Comissão Pastoral da Terra Nordeste II

\"\"A luta contra a fome no Nordeste não deve ser encarada em termos simplistas de luta contra a seca, mas de luta contra o subdesenvolvimento em todo o seu complexo regional, expressão da monocultura e do latifúndio... Todas as medidas e iniciativas não passarão de medidas paliativas para lutar contra a fome, enquanto não se proceder a uma reforma agrária racional que liberte as suas populações da servidão da terra, pondo a terra a serviço de suas necessidades.” Este trecho pertence à obra “Geografia da Fome” do renomado geógrafo Josué de Castro. Este clássico brasileiro publicado em 1946, trouxe para a sociedade brasileira e mundial, uma análise do problema da fome no Brasil, associada aos fatores econômicos, que no caso brasileiro, está mais do que ligado à posse e uso da terra.

Nesta obra, Josué faz um claro alerta das medidas que devem ser tomadas para a superação do problema da fome no Brasil. Algumas delas foram adotas, outras como, por exemplo, a realização da reforma agrária, não.

Para uma análise mais aprofundada da validade da obra do autor ainda nos dias de hoje, a Radioagência NP entrevistou a socióloga e filha do autor, Ana Maria de Castro.

Radiogência NP: Faça uma análise do mapa da fome no Brasil. O que mudou da época em que Josué de Castro escreveu o livro, para cá?

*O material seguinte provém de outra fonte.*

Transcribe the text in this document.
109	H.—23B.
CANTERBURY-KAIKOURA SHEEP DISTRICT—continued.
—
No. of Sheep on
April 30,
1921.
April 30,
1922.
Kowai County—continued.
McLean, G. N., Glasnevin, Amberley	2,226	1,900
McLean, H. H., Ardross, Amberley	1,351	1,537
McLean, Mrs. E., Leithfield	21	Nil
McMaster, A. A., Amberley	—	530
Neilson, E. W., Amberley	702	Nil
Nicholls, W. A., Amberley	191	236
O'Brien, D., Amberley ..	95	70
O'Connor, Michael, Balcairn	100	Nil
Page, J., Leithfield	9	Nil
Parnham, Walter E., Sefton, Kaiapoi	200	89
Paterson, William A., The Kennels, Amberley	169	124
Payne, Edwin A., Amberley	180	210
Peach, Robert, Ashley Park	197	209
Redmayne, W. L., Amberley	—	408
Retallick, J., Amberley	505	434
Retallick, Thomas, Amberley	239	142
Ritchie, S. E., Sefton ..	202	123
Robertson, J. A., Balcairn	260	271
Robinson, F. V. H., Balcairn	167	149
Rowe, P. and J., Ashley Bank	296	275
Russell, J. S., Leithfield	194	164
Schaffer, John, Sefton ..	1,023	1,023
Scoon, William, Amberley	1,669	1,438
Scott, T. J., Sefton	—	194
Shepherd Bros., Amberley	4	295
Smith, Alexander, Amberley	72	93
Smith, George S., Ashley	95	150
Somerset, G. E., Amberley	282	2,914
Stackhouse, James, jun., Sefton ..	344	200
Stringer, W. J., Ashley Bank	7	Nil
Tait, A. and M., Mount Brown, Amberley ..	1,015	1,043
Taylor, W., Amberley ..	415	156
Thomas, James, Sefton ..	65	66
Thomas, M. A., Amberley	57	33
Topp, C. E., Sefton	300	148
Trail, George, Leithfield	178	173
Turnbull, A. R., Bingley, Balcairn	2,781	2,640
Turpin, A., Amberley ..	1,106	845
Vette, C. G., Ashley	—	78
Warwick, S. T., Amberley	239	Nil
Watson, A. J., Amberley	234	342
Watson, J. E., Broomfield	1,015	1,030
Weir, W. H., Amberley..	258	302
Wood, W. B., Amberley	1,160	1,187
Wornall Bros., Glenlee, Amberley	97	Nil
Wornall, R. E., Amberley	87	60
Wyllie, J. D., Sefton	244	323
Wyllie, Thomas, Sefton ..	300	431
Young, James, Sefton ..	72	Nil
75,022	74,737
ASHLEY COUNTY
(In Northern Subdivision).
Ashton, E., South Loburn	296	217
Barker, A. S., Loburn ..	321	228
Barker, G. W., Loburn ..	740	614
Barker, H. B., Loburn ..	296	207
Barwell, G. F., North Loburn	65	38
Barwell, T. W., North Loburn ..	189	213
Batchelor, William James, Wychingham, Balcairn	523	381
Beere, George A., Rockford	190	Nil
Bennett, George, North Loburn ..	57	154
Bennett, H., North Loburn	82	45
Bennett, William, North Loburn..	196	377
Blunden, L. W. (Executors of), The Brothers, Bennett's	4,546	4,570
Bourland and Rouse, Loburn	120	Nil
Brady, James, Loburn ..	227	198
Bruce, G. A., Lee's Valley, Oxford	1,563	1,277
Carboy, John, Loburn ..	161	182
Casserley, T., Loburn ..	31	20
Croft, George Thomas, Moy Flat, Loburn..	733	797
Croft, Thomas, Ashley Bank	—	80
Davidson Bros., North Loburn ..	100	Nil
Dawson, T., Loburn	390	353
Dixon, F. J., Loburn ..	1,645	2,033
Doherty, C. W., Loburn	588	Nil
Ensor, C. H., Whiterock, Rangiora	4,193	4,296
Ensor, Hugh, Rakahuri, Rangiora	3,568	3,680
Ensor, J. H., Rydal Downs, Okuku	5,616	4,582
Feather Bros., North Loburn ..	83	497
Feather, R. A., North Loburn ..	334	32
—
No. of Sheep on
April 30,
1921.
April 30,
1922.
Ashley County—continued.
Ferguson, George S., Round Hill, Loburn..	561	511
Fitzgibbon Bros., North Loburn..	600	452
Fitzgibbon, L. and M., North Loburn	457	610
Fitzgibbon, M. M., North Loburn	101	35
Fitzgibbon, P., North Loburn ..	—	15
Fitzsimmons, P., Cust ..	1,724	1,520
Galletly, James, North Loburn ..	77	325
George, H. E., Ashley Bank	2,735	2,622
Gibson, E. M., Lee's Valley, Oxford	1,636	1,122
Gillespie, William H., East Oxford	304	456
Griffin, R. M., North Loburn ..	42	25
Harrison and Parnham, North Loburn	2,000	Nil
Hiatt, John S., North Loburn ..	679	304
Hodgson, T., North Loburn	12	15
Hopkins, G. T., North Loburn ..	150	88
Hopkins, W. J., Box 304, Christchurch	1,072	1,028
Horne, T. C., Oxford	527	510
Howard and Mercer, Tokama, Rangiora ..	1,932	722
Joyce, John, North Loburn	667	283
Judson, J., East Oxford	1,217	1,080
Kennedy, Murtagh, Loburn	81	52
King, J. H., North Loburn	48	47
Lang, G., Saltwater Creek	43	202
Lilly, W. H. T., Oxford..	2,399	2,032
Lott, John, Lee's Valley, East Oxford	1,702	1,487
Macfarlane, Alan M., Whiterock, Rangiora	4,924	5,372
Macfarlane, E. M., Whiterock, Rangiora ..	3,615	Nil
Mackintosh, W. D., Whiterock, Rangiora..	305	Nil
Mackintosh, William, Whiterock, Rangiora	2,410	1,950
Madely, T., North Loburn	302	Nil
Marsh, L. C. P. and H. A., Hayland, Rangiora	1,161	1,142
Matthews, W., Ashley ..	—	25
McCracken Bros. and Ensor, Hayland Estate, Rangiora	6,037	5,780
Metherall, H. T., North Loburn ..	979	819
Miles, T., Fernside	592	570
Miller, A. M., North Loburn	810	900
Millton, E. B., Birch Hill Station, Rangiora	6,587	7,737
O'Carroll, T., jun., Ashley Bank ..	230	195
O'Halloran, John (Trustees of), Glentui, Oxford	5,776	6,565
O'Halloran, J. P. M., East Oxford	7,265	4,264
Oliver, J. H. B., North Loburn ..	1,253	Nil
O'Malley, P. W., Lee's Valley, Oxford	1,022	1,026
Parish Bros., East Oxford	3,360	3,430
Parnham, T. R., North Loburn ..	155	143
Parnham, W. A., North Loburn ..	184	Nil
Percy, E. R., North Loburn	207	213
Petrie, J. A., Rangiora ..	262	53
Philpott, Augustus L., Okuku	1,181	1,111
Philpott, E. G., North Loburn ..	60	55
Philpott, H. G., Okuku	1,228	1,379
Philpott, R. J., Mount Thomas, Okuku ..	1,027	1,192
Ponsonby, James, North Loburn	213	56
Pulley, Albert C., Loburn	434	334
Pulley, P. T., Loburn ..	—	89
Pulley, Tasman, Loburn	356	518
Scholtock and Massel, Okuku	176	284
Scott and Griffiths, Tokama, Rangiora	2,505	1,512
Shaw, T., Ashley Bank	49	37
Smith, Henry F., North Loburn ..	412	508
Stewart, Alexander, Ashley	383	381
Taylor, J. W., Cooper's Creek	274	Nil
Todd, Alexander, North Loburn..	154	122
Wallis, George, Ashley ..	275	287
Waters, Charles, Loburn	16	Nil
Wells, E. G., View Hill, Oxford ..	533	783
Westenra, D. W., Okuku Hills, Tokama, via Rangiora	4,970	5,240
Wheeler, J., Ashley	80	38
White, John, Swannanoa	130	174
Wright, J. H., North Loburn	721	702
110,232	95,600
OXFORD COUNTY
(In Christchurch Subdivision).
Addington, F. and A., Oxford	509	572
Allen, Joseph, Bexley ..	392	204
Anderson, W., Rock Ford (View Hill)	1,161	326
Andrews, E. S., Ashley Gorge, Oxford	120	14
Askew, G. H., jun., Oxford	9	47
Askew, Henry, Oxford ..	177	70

Ana Maria de Castro: O mundo mudou e no caso do Brasil você vai ter, devido a não realização da reforma agrária, um êxodo rural muito grande, as pessoas vêm para as cidades habitar as favelas. E essa expulsão do homem do campo para as cidades vai levar a um tipo de fome mais acentuada, na medida em que você também não cria trabalho, nem emprego e não gera renda e daí a impossibilidade dele comprar alimento. Então aquilo que ele [Josué de Castro] dizia que, principalmente no sul do país, você tinha um quadro de algumas carências, mas não de fome específica, e também o retrato que ele faz para o Norte e Nordeste é diferente do que você encontra hoje no país, mas não significa que não haja fome. Mas você deve considerar também que hoje você tem programas como Bolsa Família que aliviam isso, fato que naquela época [primeira metade do século vinte] era impossível.

RNP: Hoje se pode afirmar que a população brasileira é livre tanto da fome como do que ele denomina de carências alimentares?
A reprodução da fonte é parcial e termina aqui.